Марина молча смотрела на брата. Он уже мысленно поделил дедовскую двушку в сталинке и дачу. А этот непонятный сочинский адрес для него — просто досадная помеха, затягивающая процесс. Она поднялась, механически попрощалась и вышла вслед за Лёшей на улицу. Промозглый ветер тут же бросил в лицо горсть мокрой крупы.
В машине Лёша сразу включил печку на полную.
— Ну всё, слава богу. Осталось со всем этим разобраться. С квартирой что решаем? Продаём?
Марина молчала, глядя на проплывающие мимо серые дома.
— Ты меня слышишь? — Лёша повернулся к ней на светофоре. — Квартира и дача. Делим пополам, продаём. Тебе деньги нужны, мне тоже. Ипотека сама себя не заплатит.
— А квартира в Сочи?
Лёша стукнул ладонью по рулю.
— Да нет никакой квартиры в Сочи! Марин, ты как маленькая. Дед копил всю жизнь. Если бы у него была квартира у моря, мы бы знали. Он бы туда ездил. Или сдавал. Хоть слово бы проронил. Это ошибка. Забудь.
— Не могу.
— Почему?
— Потому что я знала деда. Он ничего не делал просто так. Каждая бумажка у него была к бумажке подколота. Каждый гвоздь на даче на своём месте. А тут — целый адрес в завещании. Это не ошибка.
Лёша снова вздохнул, на этот раз почти со стоном.
— Ну хорошо, не ошибка. Допустим. И что? Что это меняет? Наследство вот оно — в Москве. А там... фантом. Призрак. Может, он мечтал её купить, вот и вписал. Поэтическая натура.
Марина криво усмехнулась. Дед, Фёдор Матвеевич, отставной военный инженер, и поэзия — вещи несовместные. Он был человеком схемы, чертежа и порядка. В его мире не было места «просто так» и «показалось». Если адрес вписан — значит, он существовал.
— Завтра поедем в его квартиру, — тихо сказала она. — Нужно разбирать вещи. Может, найдём что-то.
— Ох, Марин... Там разбирать — на месяц работы.
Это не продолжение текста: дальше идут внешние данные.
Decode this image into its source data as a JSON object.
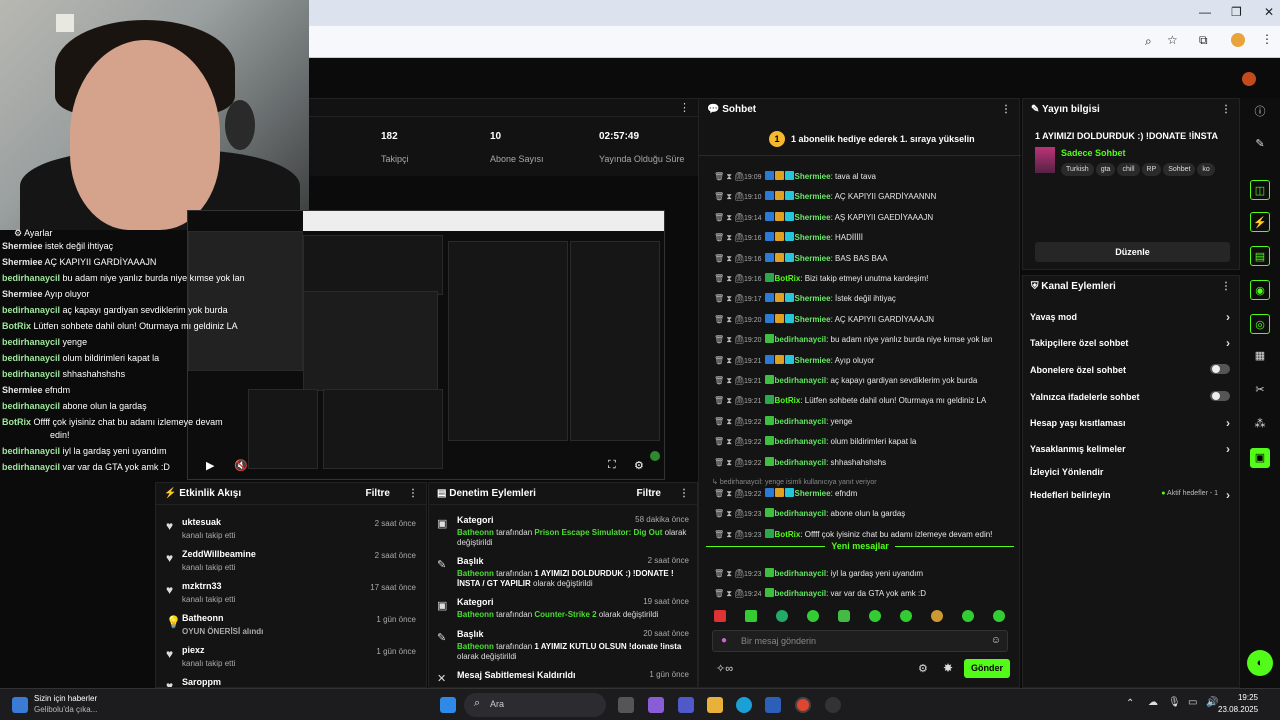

Завалено всё. Давай клининг вызовем, они всё выкинут, и дело с концом.
— Нет, — твёрдо сказала Марина. — Я сама.
Лёша больше не спорил. До дома они ехали молча.
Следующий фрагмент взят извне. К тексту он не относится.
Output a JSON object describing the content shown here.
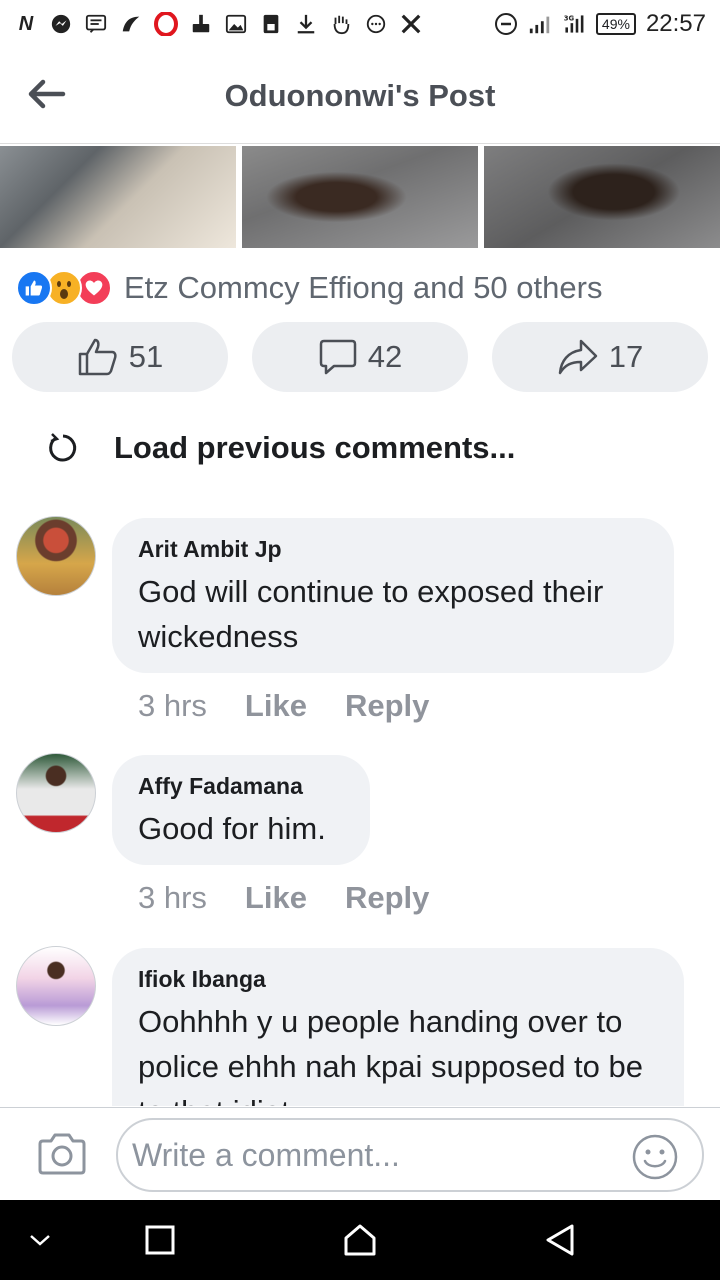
{
  "status_bar": {
    "battery": "49%",
    "time": "22:57",
    "icons": [
      "n-app-icon",
      "messenger-icon",
      "message-icon",
      "app-icon",
      "opera-icon",
      "cleaner-icon",
      "image-icon",
      "save-icon",
      "download-icon",
      "hand-icon",
      "chat-icon",
      "x-icon",
      "dnd-icon",
      "signal-icon",
      "signal-3g-icon"
    ]
  },
  "header": {
    "title": "Oduononwi's Post"
  },
  "reactions": {
    "types": [
      "like",
      "wow",
      "love"
    ],
    "summary": "Etz Commcy Effiong and 50 others"
  },
  "actions": {
    "likes": "51",
    "comments": "42",
    "shares": "17"
  },
  "load_previous": "Load previous comments...",
  "comments": [
    {
      "author": "Arit Ambit Jp",
      "text": "God will continue to exposed their wickedness",
      "time": "3 hrs",
      "like": "Like",
      "reply": "Reply"
    },
    {
      "author": "Affy Fadamana",
      "text": "Good for him.",
      "time": "3 hrs",
      "like": "Like",
      "reply": "Reply"
    },
    {
      "author": "Ifiok Ibanga",
      "text": "Oohhhh y u people handing over to police ehhh nah kpai supposed to be to that idiot"
    }
  ],
  "composer": {
    "placeholder": "Write a comment..."
  },
  "colors": {
    "like_blue": "#1877f2",
    "wow_yellow": "#f7b125",
    "love_red": "#f33e58",
    "bubble_bg": "#f0f2f5",
    "button_bg": "#eceef1"
  }
}
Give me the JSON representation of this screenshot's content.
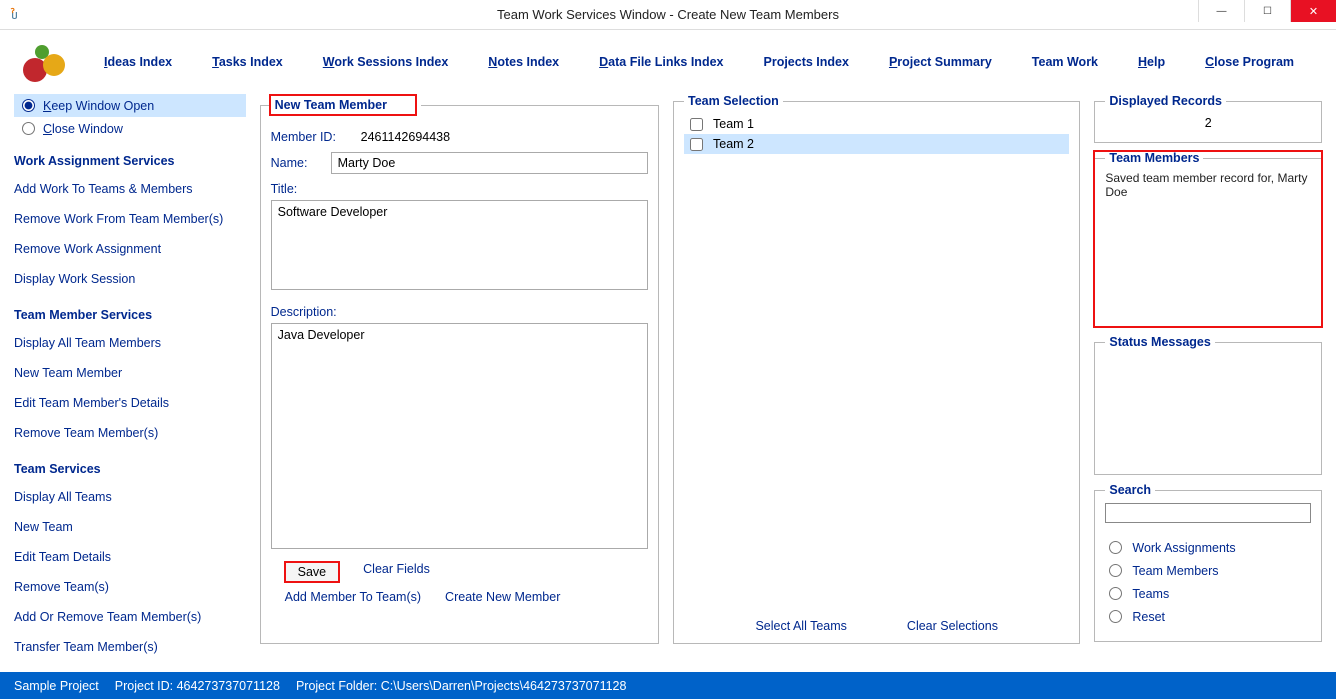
{
  "window": {
    "title": "Team Work Services Window - Create New Team Members"
  },
  "menubar": {
    "ideas": "Ideas Index",
    "tasks": "Tasks Index",
    "work_sessions": "Work Sessions Index",
    "notes": "Notes Index",
    "data_file": "Data File Links Index",
    "projects": "Projects Index",
    "project_summary": "Project Summary",
    "team_work": "Team Work",
    "help": "Help",
    "close": "Close Program"
  },
  "sidebar": {
    "keep_open": "Keep Window Open",
    "close_window": "Close Window",
    "work_assignment_h": "Work Assignment Services",
    "work_assignment": [
      "Add Work To Teams & Members",
      "Remove Work From Team Member(s)",
      "Remove Work Assignment",
      "Display Work Session"
    ],
    "team_member_h": "Team Member Services",
    "team_member": [
      "Display All Team Members",
      "New Team Member",
      "Edit Team Member's Details",
      "Remove Team Member(s)"
    ],
    "team_h": "Team Services",
    "team": [
      "Display All Teams",
      "New Team",
      "Edit Team Details",
      "Remove Team(s)",
      "Add Or Remove Team Member(s)",
      "Transfer Team Member(s)"
    ]
  },
  "form": {
    "legend": "New Team Member",
    "member_id_label": "Member ID:",
    "member_id": "2461142694438",
    "name_label": "Name:",
    "name_value": "Marty Doe",
    "title_label": "Title:",
    "title_value": "Software Developer",
    "desc_label": "Description:",
    "desc_value": "Java Developer",
    "save": "Save",
    "clear": "Clear Fields",
    "add_member": "Add Member To Team(s)",
    "create_new": "Create New Member"
  },
  "teams": {
    "legend": "Team Selection",
    "items": [
      "Team 1",
      "Team 2"
    ],
    "select_all": "Select All Teams",
    "clear_sel": "Clear Selections"
  },
  "right": {
    "disp_legend": "Displayed Records",
    "disp_count": "2",
    "tm_legend": "Team Members",
    "tm_msg": "Saved team member record for, Marty Doe",
    "status_legend": "Status Messages",
    "search_legend": "Search",
    "search_opts": [
      "Work Assignments",
      "Team Members",
      "Teams",
      "Reset"
    ]
  },
  "statusbar": {
    "project_name": "Sample Project",
    "project_id": "Project ID: 464273737071128",
    "project_folder": "Project Folder: C:\\Users\\Darren\\Projects\\464273737071128"
  }
}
Дедовская квартира встретила их запахом затхлости, пыли и чего-то сладковатого, лекарственного. Валерьянка, поняла Марина. Она всегда стояла у него на тумбочке. Лёша тут же распахнул форточку, впуская в комнату холодный сырой воздух.
— М-да, — протянул он, оглядывая заставленную мебелью комнату. — Крепость взял, а вынести не смог.
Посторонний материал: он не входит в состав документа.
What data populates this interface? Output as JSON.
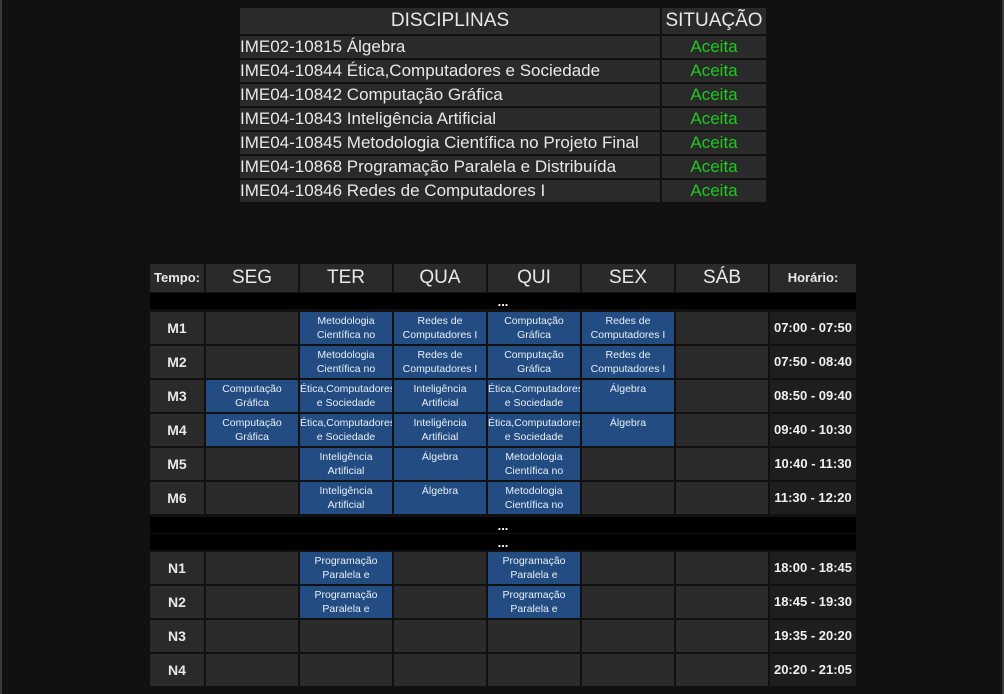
{
  "disciplines": {
    "header_name": "DISCIPLINAS",
    "header_status": "SITUAÇÃO",
    "rows": [
      {
        "name": "IME02-10815 Álgebra",
        "status": "Aceita"
      },
      {
        "name": "IME04-10844 Ética,Computadores e Sociedade",
        "status": "Aceita"
      },
      {
        "name": "IME04-10842 Computação Gráfica",
        "status": "Aceita"
      },
      {
        "name": "IME04-10843 Inteligência Artificial",
        "status": "Aceita"
      },
      {
        "name": "IME04-10845 Metodologia Científica no Projeto Final",
        "status": "Aceita"
      },
      {
        "name": "IME04-10868 Programação Paralela e Distribuída",
        "status": "Aceita"
      },
      {
        "name": "IME04-10846 Redes de Computadores I",
        "status": "Aceita"
      }
    ]
  },
  "schedule": {
    "tempo_label": "Tempo:",
    "horario_label": "Horário:",
    "days": [
      "SEG",
      "TER",
      "QUA",
      "QUI",
      "SEX",
      "SÁB"
    ],
    "gap_label": "...",
    "rows": [
      {
        "label": "M1",
        "time": "07:00 - 07:50",
        "cells": [
          "",
          "Metodologia Científica no",
          "Redes de Computadores I",
          "Computação Gráfica",
          "Redes de Computadores I",
          ""
        ]
      },
      {
        "label": "M2",
        "time": "07:50 - 08:40",
        "cells": [
          "",
          "Metodologia Científica no",
          "Redes de Computadores I",
          "Computação Gráfica",
          "Redes de Computadores I",
          ""
        ]
      },
      {
        "label": "M3",
        "time": "08:50 - 09:40",
        "cells": [
          "Computação Gráfica",
          "Ética,Computadores e Sociedade",
          "Inteligência Artificial",
          "Ética,Computadores e Sociedade",
          "Álgebra",
          ""
        ]
      },
      {
        "label": "M4",
        "time": "09:40 - 10:30",
        "cells": [
          "Computação Gráfica",
          "Ética,Computadores e Sociedade",
          "Inteligência Artificial",
          "Ética,Computadores e Sociedade",
          "Álgebra",
          ""
        ]
      },
      {
        "label": "M5",
        "time": "10:40 - 11:30",
        "cells": [
          "",
          "Inteligência Artificial",
          "Álgebra",
          "Metodologia Científica no",
          "",
          ""
        ]
      },
      {
        "label": "M6",
        "time": "11:30 - 12:20",
        "cells": [
          "",
          "Inteligência Artificial",
          "Álgebra",
          "Metodologia Científica no",
          "",
          ""
        ]
      },
      {
        "label": "N1",
        "time": "18:00 - 18:45",
        "cells": [
          "",
          "Programação Paralela e",
          "",
          "Programação Paralela e",
          "",
          ""
        ]
      },
      {
        "label": "N2",
        "time": "18:45 - 19:30",
        "cells": [
          "",
          "Programação Paralela e",
          "",
          "Programação Paralela e",
          "",
          ""
        ]
      },
      {
        "label": "N3",
        "time": "19:35 - 20:20",
        "cells": [
          "",
          "",
          "",
          "",
          "",
          ""
        ]
      },
      {
        "label": "N4",
        "time": "20:20 - 21:05",
        "cells": [
          "",
          "",
          "",
          "",
          "",
          ""
        ]
      }
    ]
  },
  "colors": {
    "accepted": "#1ec81e",
    "class_block": "#234d82",
    "background": "#111111"
  }
}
Марина прошла вглубь. Всё стояло на своих местах, как и неделю назад, когда они видели деда живым. Стопка газет на журнальном столике. Чашка с недопитым чаем на кухне. Его старый халат, перекинутый через спинку стула. Только его самого не было. И от этой оглушительной тишины хотелось выть.
— Так, с чего начнём? — деловито спросил Лёша. — Моя Света сказала, главное — документы и ценности. Остальное — в мешки и на помойку.
Марина пропустила его слова мимо ушей. Она подошла к книжному шкафу, занимавшему почти всю стену. Дед много читал. Техническая литература, история войн, классика. Она провела пальцем по корешкам. Где он мог хранить что-то важное?
— Света сейчас подъедет, поможет, — сообщил Лёша, открывая ящики комода. — У неё глаз намётанный.
Марина не ответила. Её взгляд зацепился за верхнюю полку. За томами Большой советской энциклопедии виднелся край какой-то папки. Чтобы её достать, нужно было встать на стул. Она притащила с кухни тяжёлую деревянную табуретку, которая скрипнула под ней так, что Лёша обернулся.
— Ты там осторожнее. Свернёшь себе шею, будет ещё одна проблема.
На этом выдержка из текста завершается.